In your case, you grew up in a very different environment – and I can only imagine the reaction to having atheist friends in such a fiercely fundamental area. That you’ve come out of that environment with a free, open mind is a testament to the idea that getting to know people who aren’t like you is the key to greater understanding – don’t you think? Not to minimize your unique intelligence and compassion – because those played a MAJOR role – but that you took that intelligence and compassion and sought to learn about others meant that you could truly understand the world beyond that Christian bubble.
And that I now get to talk to you about your spirituality and beliefs has opened my mind and heart a little bit more with each conversation.
I will definitely read this and check back in!
That’s awesome – thank you! I am really interested in hearing your thoughts.
I’m really intrigued by your viewpoints and was wondering if there was a specific catalyst that spurred you in this direction. (Given that I grew up with you and know your family’s Catholic background.) If this is too sensitive to talk about…I apologize ahead of time.
Not sensitive at all! I appreciate that you asked.
I wish I could point to something specific, but to be honest there isn’t one thing. I questioned the Catholic dogma pretty early on, and no one was willing to take on my questions. The Catholic Church is not exactly a great place to argue whether animals are capable of love (the Catholics say no), whether it is important to learn the 10 commandments in order (I refuse to believe that matters), or whether homosexuality is really wrong. And yes, as a kid I found all of those discrepancies between my own beliefs and the Catholic church to be equally important.
The truth is that I don’t think I’ve ever really believed in God, as much as I wanted to at times. There is a lot that I love about religion and spirituality as a matter of ceremony, structure and discipline – but as much as I tried, I always felt like I was just playing along.
Within the past ten years or so, I have gone through this period of being really angry at “religion” for the hate and rhetoric that tears our country apart. Interestingly, I never blamed Islam for terrorism – but I blamed Christianity for homophobia, racism and misogyny. And in the end, it’s all just misplaced blame.
The word “atheist” scared me for a long time – because it scares so many other people. But one day I just decided that I was tired of dancing around the word. It was true, so I was going to own it. (I have a few very close friends who are atheists, and they owned it first.) But I knew that if I was going to use that word, I needed to be educated and articulate about why. So I started to read a lot about religion. (The Evolution of God is a fantastic book. The author is NOT an atheist, but it’s a wonderful historical view of God. I have a list of other resources that are great, if you are interested in reading more on the history of religion.) The more I read, the less I blamed religion for all that is wrong with the world, and realized that it might just be religion that will ultimately be able to repair some of the wrongs.

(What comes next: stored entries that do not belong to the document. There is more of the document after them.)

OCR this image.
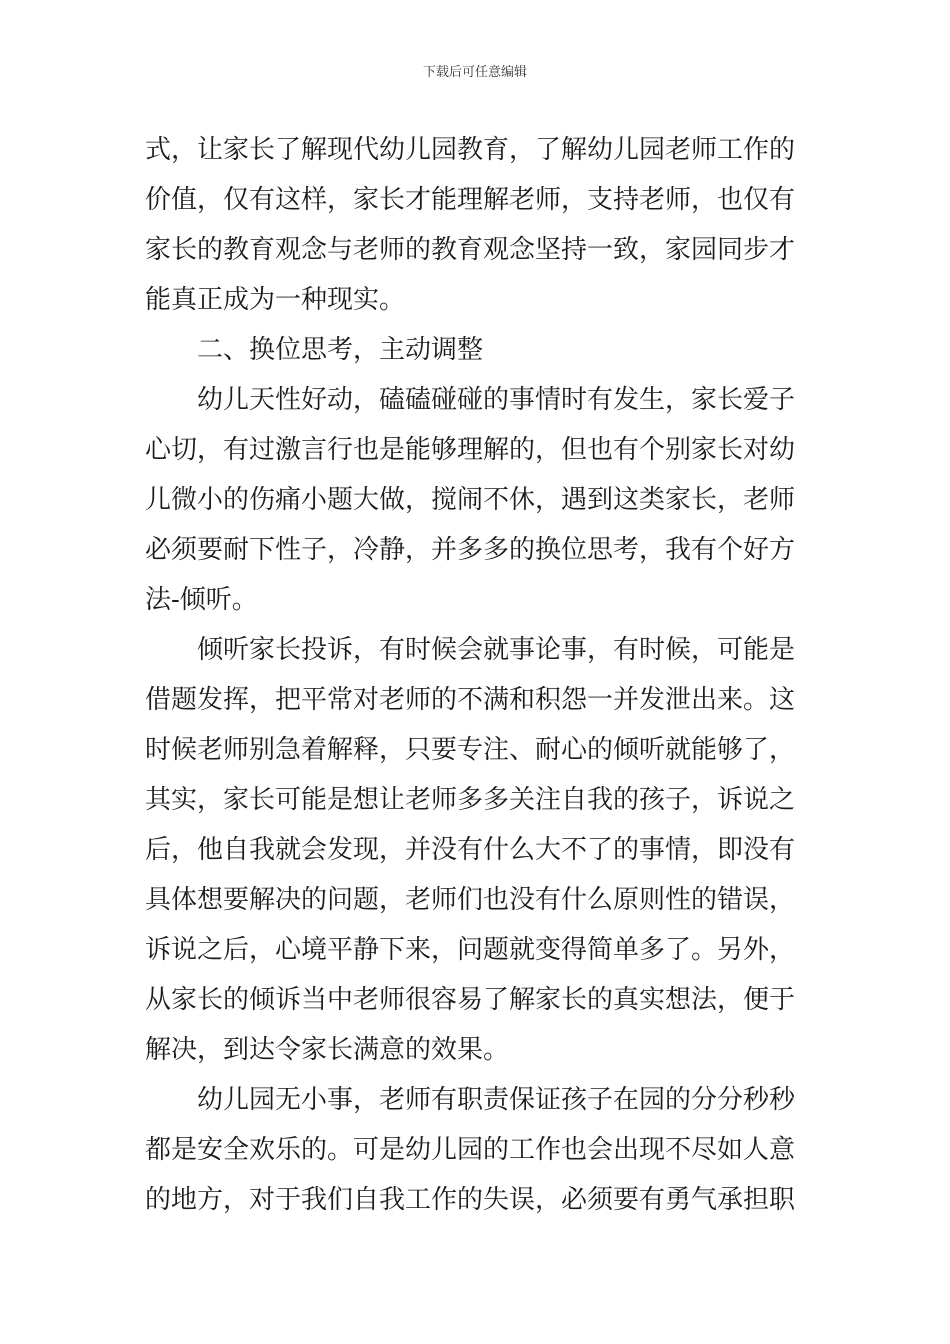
下载后可任意编辑
式，让家长了解现代幼儿园教育，了解幼儿园老师工作的
价值，仅有这样，家长才能理解老师，支持老师，也仅有
家长的教育观念与老师的教育观念坚持一致，家园同步才
能真正成为一种现实。
二、换位思考，主动调整
幼儿天性好动，磕磕碰碰的事情时有发生，家长爱子
心切，有过激言行也是能够理解的，但也有个别家长对幼
儿微小的伤痛小题大做，搅闹不休，遇到这类家长，老师
必须要耐下性子，冷静，并多多的换位思考，我有个好方
法-倾听。
倾听家长投诉，有时候会就事论事，有时候，可能是
借题发挥，把平常对老师的不满和积怨一并发泄出来。这
时候老师别急着解释，只要专注、耐心的倾听就能够了，
其实，家长可能是想让老师多多关注自我的孩子，诉说之
后，他自我就会发现，并没有什么大不了的事情，即没有
具体想要解决的问题，老师们也没有什么原则性的错误，
诉说之后，心境平静下来，问题就变得简单多了。另外，
从家长的倾诉当中老师很容易了解家长的真实想法，便于
解决，到达令家长满意的效果。
幼儿园无小事，老师有职责保证孩子在园的分分秒秒
都是安全欢乐的。可是幼儿园的工作也会出现不尽如人意
的地方，对于我们自我工作的失误，必须要有勇气承担职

Where am I now? I love thinking about God and religion from a historical and social perspective. I can’t deny the impact that the idea of God has had and continues to have on society. More importantly, I have no desire to change anyone else’s mind about their belief in God. If that belief is something that helps you to structure your life, educate your children to be wonderful people and gives you a stable, strong community – go for it. I’m just not going to be playing along.
Holy crap (pun intended) – this ended up way longer than I expected. I suppose I’m really glad someone asked. 🙂 Thanks, Derra!